These are the times of social enterprises. Those are the kind of endeavors which are making it big now days. Markhor anyone?
The newest entrant in this line of business is Fuchsia. Fuchsia is a startup based in Seattle that is aiming to take ethnic women’s footwear from Pakistan to the mainstream audiences.
Fuchsia’s kick-starter profile has set a funding goal of $10,000 USD which it has already surpassed with almost a month to go to the cutoff date.
Fuchsia has a similar premise to Markhor, i.e. cutting out the middlemen, empowering rural artisans and bringing their products to the world.
Fuchsia however sells different products than Markhor. Fuchsia has a variety of ethnically inspired women’s shoes. The USP of Fuchsia is that they are not aiming at replicating what the west is already familiar with, but instead are going to introduce a whole new category so as to bring something unique to the market.
In an interview, the two founders of Fuchsia, Ms. Afshan Abbas and Mr. Rameez Sajwani mentioned that they left their jobs at Inrix and Amazon respectively, to start Fuchsia. Mr. Afshan and Mr. Rameez are both Pakistanis who are settled in Seattle.
According to Ms. Afshan, the CEO, “I brought back a few pairs of shoes to the US after a trip to Pakistan approximately two years ago. When I wore them, I received tons of compliments from coworkers, strangers on the street, and friends. That got me thinking about the viability of the idea as traditional handmade shoes aren’t readily available in the US and people find them very different and unique.”
Afshan is a self-confessed fanatic for shoes.

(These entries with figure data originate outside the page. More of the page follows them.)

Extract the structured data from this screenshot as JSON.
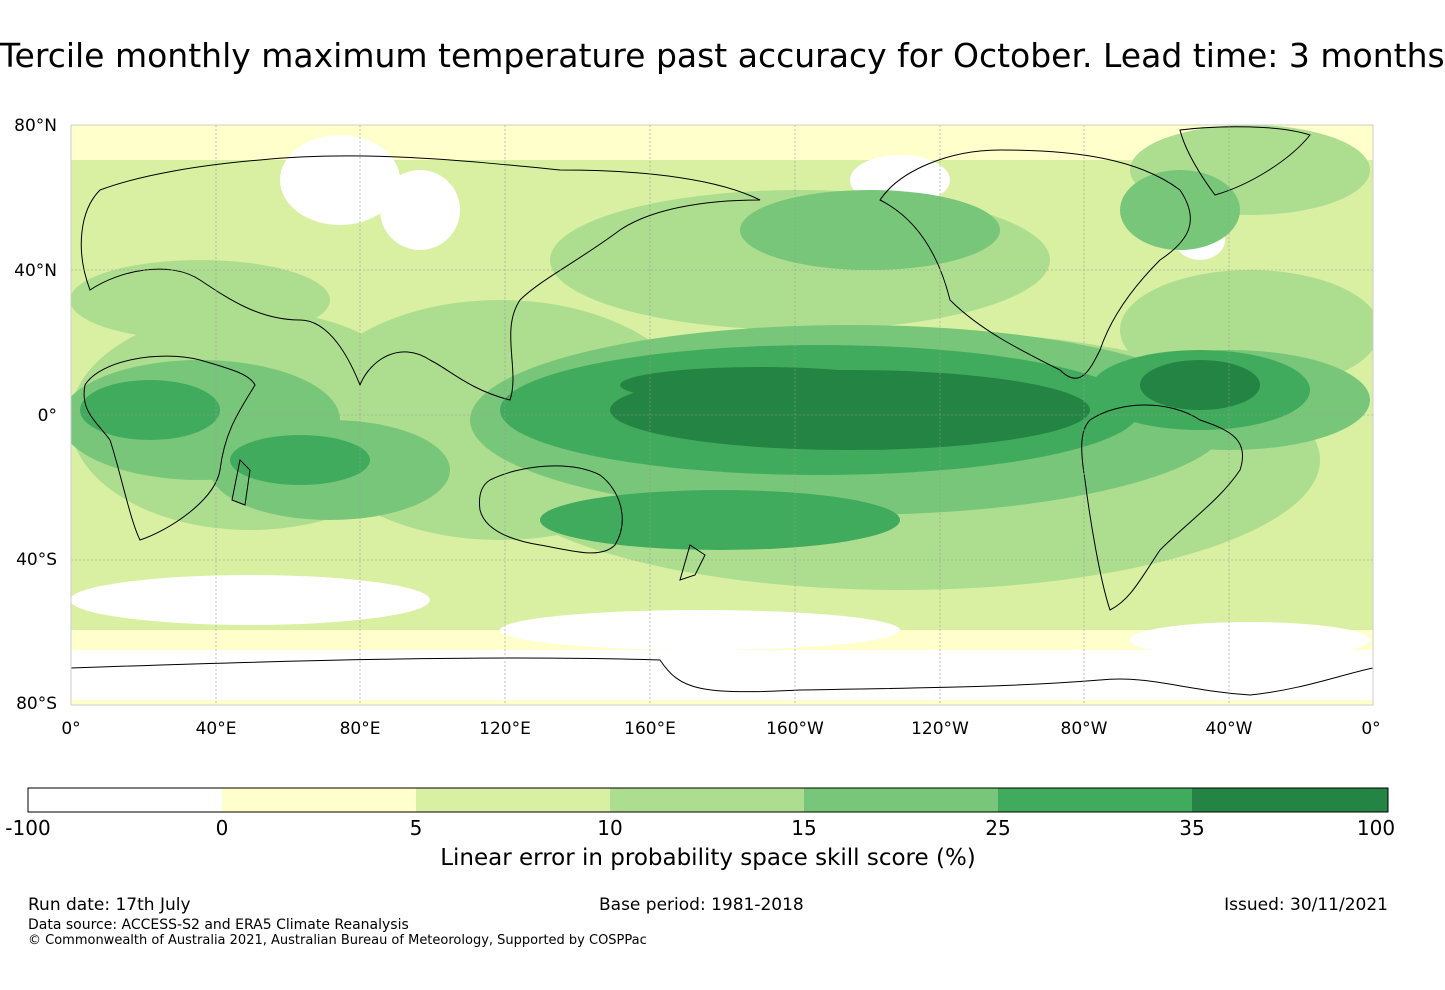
{
  "title": "Tercile monthly maximum temperature past accuracy for October. Lead time: 3 months",
  "map": {
    "lat_labels": [
      "80°N",
      "40°N",
      "0°",
      "40°S",
      "80°S"
    ],
    "lon_labels": [
      "0°",
      "40°E",
      "80°E",
      "120°E",
      "160°E",
      "160°W",
      "120°W",
      "80°W",
      "40°W",
      "0°"
    ]
  },
  "colorbar": {
    "ticks": [
      "-100",
      "0",
      "5",
      "10",
      "15",
      "25",
      "35",
      "100"
    ],
    "colors": [
      "#ffffff",
      "#ffffcc",
      "#d9f0a3",
      "#addd8e",
      "#78c679",
      "#41ab5d",
      "#238443"
    ],
    "label": "Linear error in probability space skill score (%)"
  },
  "footer": {
    "run_date": "Run date: 17th July",
    "base_period": "Base period: 1981-2018",
    "issued": "Issued: 30/11/2021",
    "data_source": "Data source: ACCESS-S2 and ERA5 Climate Reanalysis",
    "copyright": "© Commonwealth of Australia 2021, Australian Bureau of Meteorology, Supported by COSPPac"
  }
}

She said that she first begun talking about the idea with her colleagues. It took two years to do the market research and validation. During these two years, the founders exhibited their products at various events and shows. Their products got an “overwhelming response,” which convinced them to quit their jobs and follow this path full-time.
“We’ve always wanted to build a product that benefits others and makes a difference in the world,” mentioned Mr. Rameez. “That’s why we left our jobs.”
The talented artisans
The shoes that are sold by Fuchsia are handmade by a team of artisans in rural Punjab. As per Mr. Rameez, they have stringent quality controls and robust procedures. Both founders made multiple visits to Pakistan, and stayed on-site with the workers to make sure that the processes are strong and the quality the best possible.
“We wanted to understand their culture, how they work, and their lifestyle,” said Mr. Rameez. “Engaging them directly helps us have more control over quality, design, and manufacturing, whilst also assisting them with better wages and other benefits.”
As mentioned, Fuchsia is a startup and one of its goals is to hire a permanent team of artisans, which they are hoping to do with the Kickstarter funding. Currently they bring artisans onboard as demand dictates.
Although the founders are Pakistani and their products are currently underpinned by Pakistani culture, Fuchsia does not want to completely rely on this narrow vision. Another goal that Fuchsia is aiming at is to create a platform where ethnic goods from across the world can be showcased to the world.